Слова тетушки не удовлетворяли моему любопытству; из них узнал я только то, что тетушка сердита на княжну Зизи, потому что княжна не была у ней с визитом. Я старался составить себе какое-нибудь понятие об этой девушке, которая успела возбудить о себе столько разноречащих мнений. То она мне представлялась просто московскою зрелою девою, вскормленною романами мадам Жанлис и со всеми причудами монастырки, то находил я, что, может быть, ее называли странною по той причине, по которой всякого человека, непохожего на других, называют чудаком. В этих размышлениях я присел к столику, где Марья Ивановна, небогатая вдова, жившая у тетушки, как говорят, «для компании», по обыкновению разливала чай. Она, как все «дамы для компании», была большая болтунья, мастерица варить варенье и страстная охотница до романов.

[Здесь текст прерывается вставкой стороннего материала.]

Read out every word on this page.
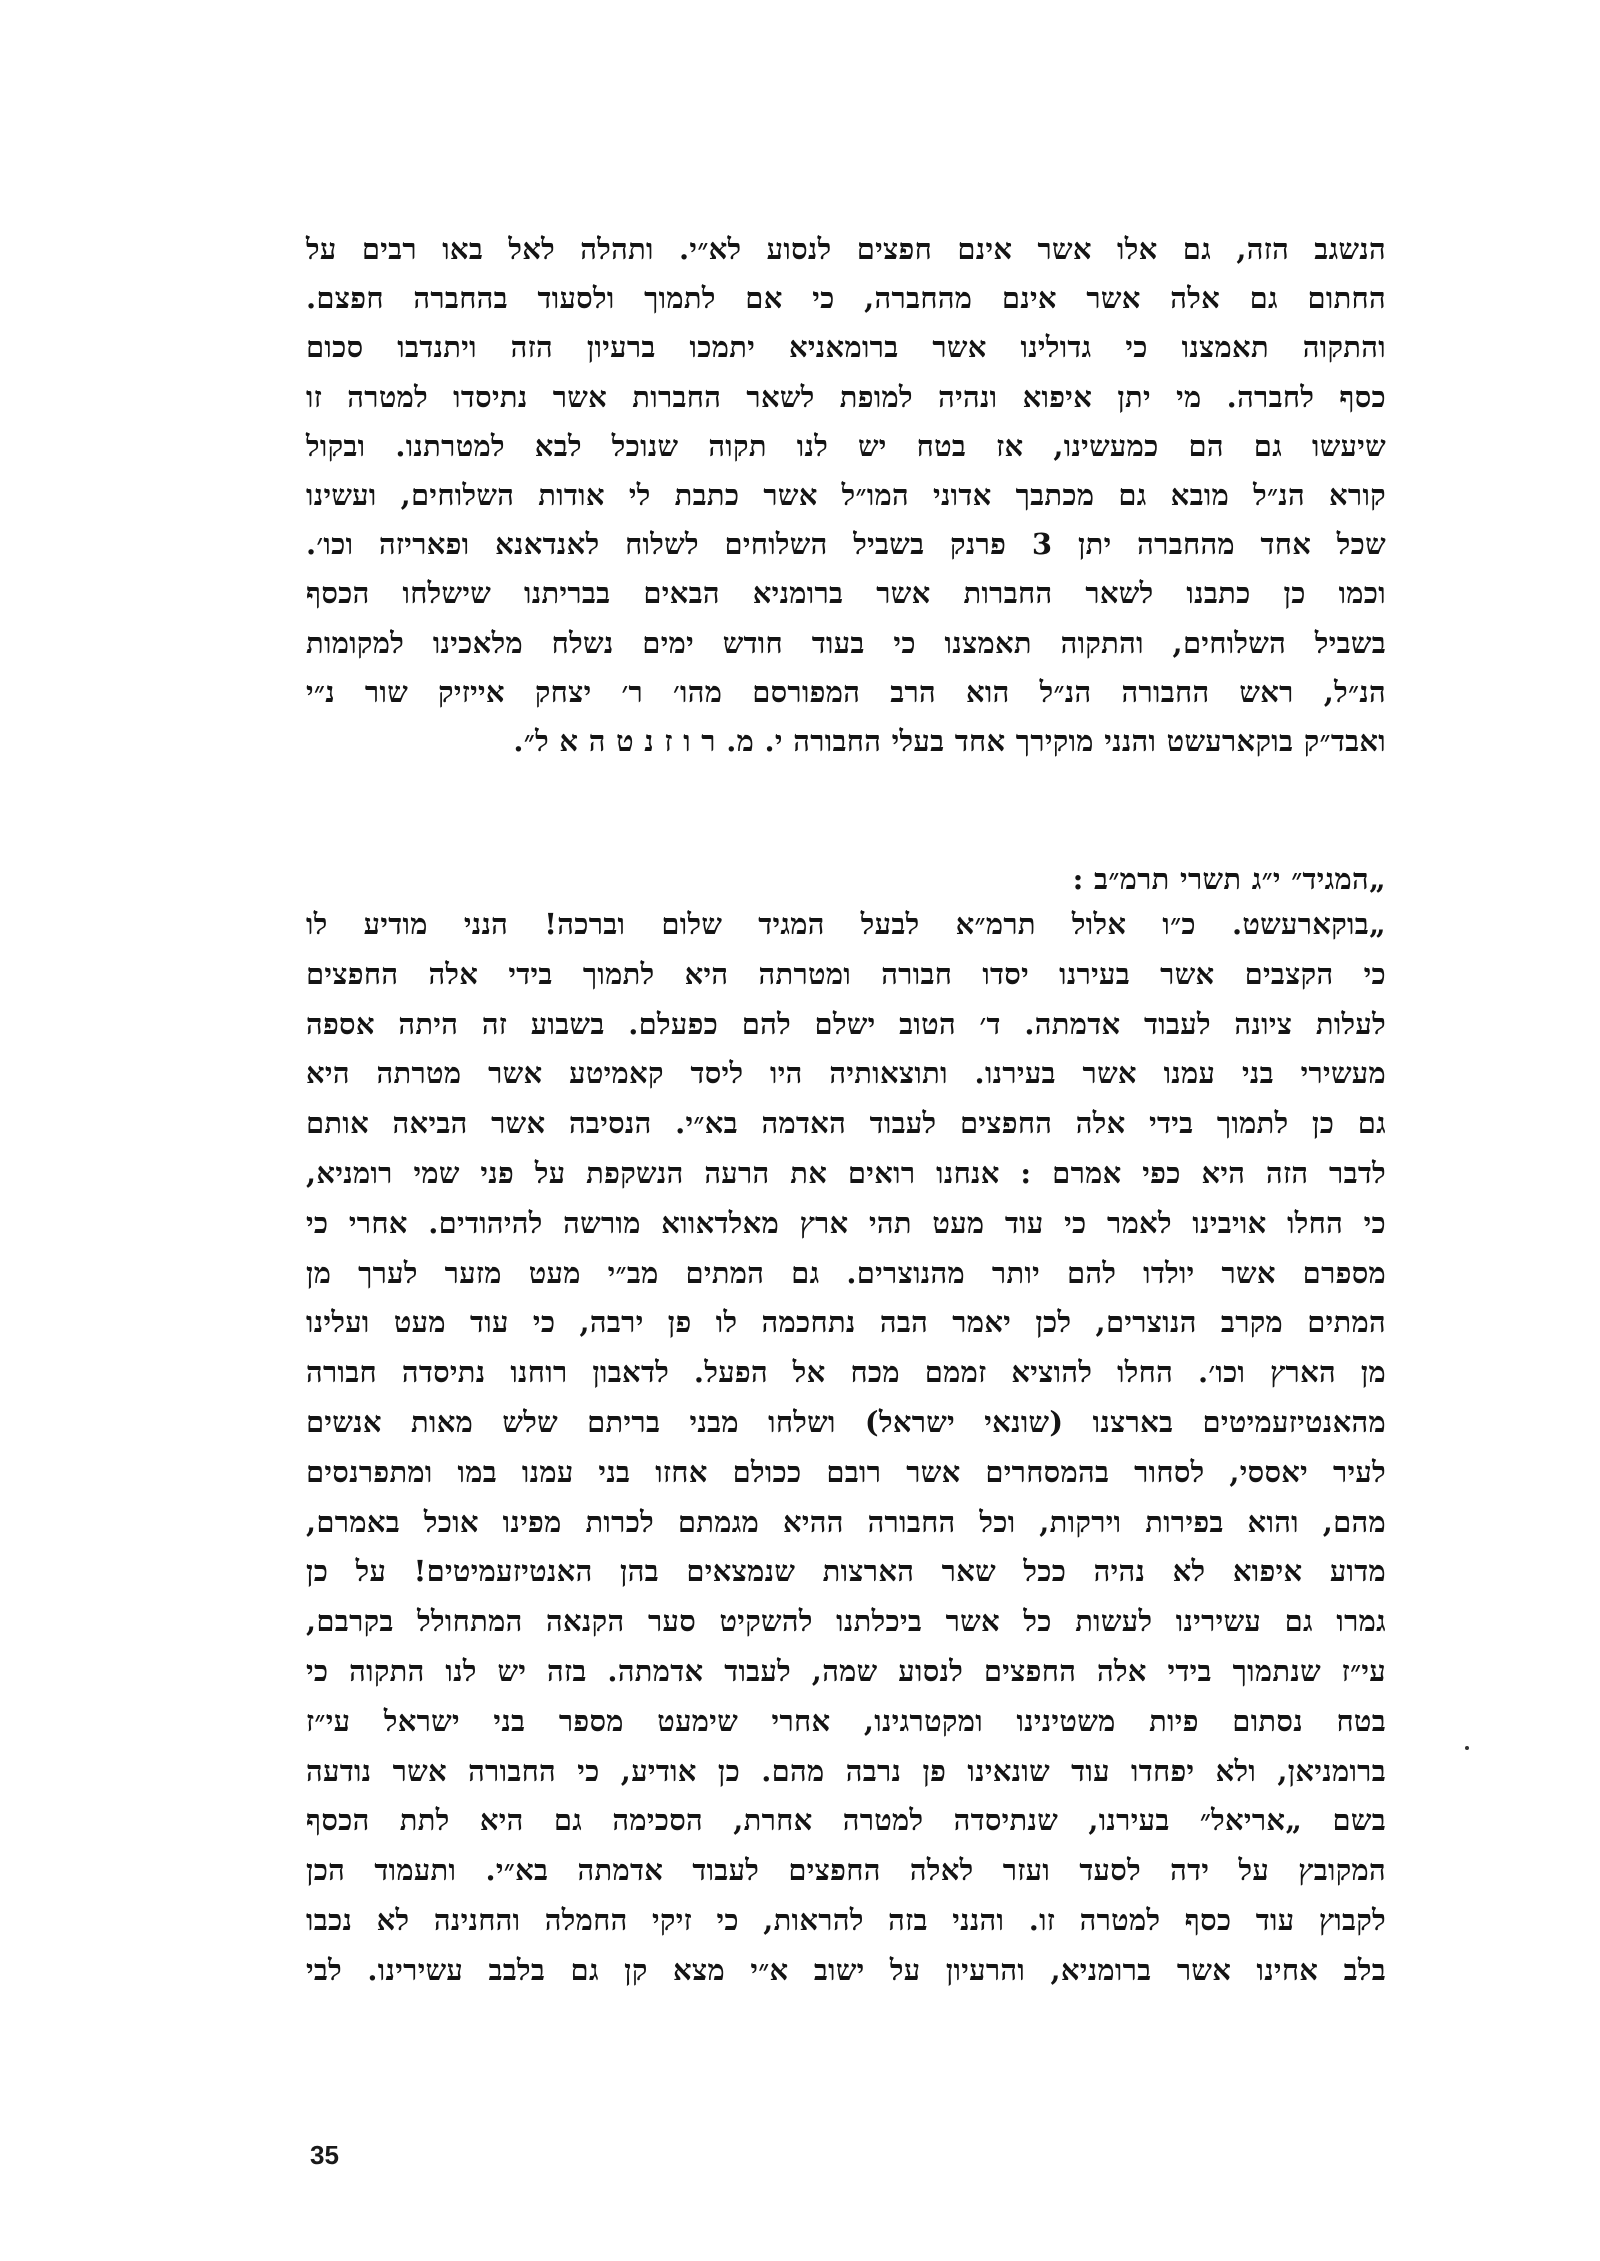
הנשגב הזה, גם אלו אשר אינם חפצים לנסוע לא״י. ותהלה לאל באו רבים על
החתום גם אלה אשר אינם מהחברה, כי אם לתמוך ולסעוד בהחברה חפצם.
והתקוה תאמצנו כי גדולינו אשר ברומאניא יתמכו ברעיון הזה ויתנדבו סכום
כסף לחברה. מי יתן איפוא ונהיה למופת לשאר החברות אשר נתיסדו למטרה זו
שיעשו גם הם כמעשינו, אז בטח יש לנו תקוה שנוכל לבא למטרתנו. ובקול
קורא הנ״ל מובא גם מכתבך אדוני המו״ל אשר כתבת לי אודות השלוחים, ועשינו
שכל אחד מהחברה יתן 3 פרנק בשביל השלוחים לשלוח לאנדאנא ופאריזה וכו׳.
וכמו כן כתבנו לשאר החברות אשר ברומניא הבאים בבריתנו שישלחו הכסף
בשביל השלוחים, והתקוה תאמצנו כי בעוד חודש ימים נשלח מלאכינו למקומות
הנ״ל, ראש החבורה הנ״ל הוא הרב המפורסם מהו׳ ר׳ יצחק אייזיק שור נ״י
ואבד״ק בוקארעשט והנני מוקירך אחד בעלי החבורה י. מ. ר ו ז נ ט ה א ל״.
„המגיד״ י״ג תשרי תרמ״ב :
„בוקארעשט. כ״ו אלול תרמ״א לבעל המגיד שלום וברכה! הנני מודיע לו
כי הקצבים אשר בעירנו יסדו חבורה ומטרתה היא לתמוך בידי אלה החפצים
לעלות ציונה לעבוד אדמתה. ד׳ הטוב ישלם להם כפעלם. בשבוע זה היתה אספה
מעשירי בני עמנו אשר בעירנו. ותוצאותיה היו ליסד קאמיטע אשר מטרתה היא
גם כן לתמוך בידי אלה החפצים לעבוד האדמה בא״י. הנסיבה אשר הביאה אותם
לדבר הזה היא כפי אמרם : אנחנו רואים את הרעה הנשקפת על פני שמי רומניא,
כי החלו אויבינו לאמר כי עוד מעט תהי ארץ מאלדאווא מורשה להיהודים. אחרי כי
מספרם אשר יולדו להם יותר מהנוצרים. גם המתים מב״י מעט מזער לערך מן
המתים מקרב הנוצרים, לכן יאמר הבה נתחכמה לו פן ירבה, כי עוד מעט ועלינו
מן הארץ וכו׳. החלו להוציא זממם מכח אל הפעל. לדאבון רוחנו נתיסדה חבורה
מהאנטיזעמיטים בארצנו (שונאי ישראל) ושלחו מבני בריתם שלש מאות אנשים
לעיר יאססי, לסחור בהמסחרים אשר רובם ככולם אחזו בני עמנו במו ומתפרנסים
מהם, והוא בפירות וירקות, וכל החבורה ההיא מגמתם לכרות מפינו אוכל באמרם,
מדוע איפוא לא נהיה ככל שאר הארצות שנמצאים בהן האנטיזעמיטים! על כן
גמרו גם עשירינו לעשות כל אשר ביכלתנו להשקיט סער הקנאה המתחולל בקרבם,
עי״ז שנתמוך בידי אלה החפצים לנסוע שמה, לעבוד אדמתה. בזה יש לנו התקוה כי
בטח נסתום פיות משטינינו ומקטרגינו, אחרי שימעט מספר בני ישראל עי״ז
ברומניאן, ולא יפחדו עוד שונאינו פן נרבה מהם. כן אודיע, כי החבורה אשר נודעה
בשם „אריאל״ בעירנו, שנתיסדה למטרה אחרת, הסכימה גם היא לתת הכסף
המקובץ על ידה לסעד ועזר לאלה החפצים לעבוד אדמתה בא״י. ותעמוד הכן
לקבוץ עוד כסף למטרה זו. והנני בזה להראות, כי זיקי החמלה והחנינה לא נכבו
בלב אחינו אשר ברומניא, והרעיון על ישוב א״י מצא קן גם בלבב עשירינו. לבי
35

— Вы спрашивали тетушку о княжне Зизи, — сказала мне Марья Ивановна тихим голосом, — я не смела вмешаться в разговор, потому что все бы поднялись на меня; но никто лучше меня ее не знает. Я езжала в дом к старой княгине учиться танцевать; там мы познакомились с княжной Зинаидой, и до сих пор мы с ней в дружбе и в переписке. Придите завтра к нам перед обедом, и я вам расскажу подробно пространную жизнь этой несчастной девушки: ее совсем без вины опорочили в свете.
С сими словами мой рассказчик вынул из зеленого портфеля связку писем, вздохнул, покачал головою:
— Я храню эти письма как нечто святое, — сказал он, подавая мне одно из них.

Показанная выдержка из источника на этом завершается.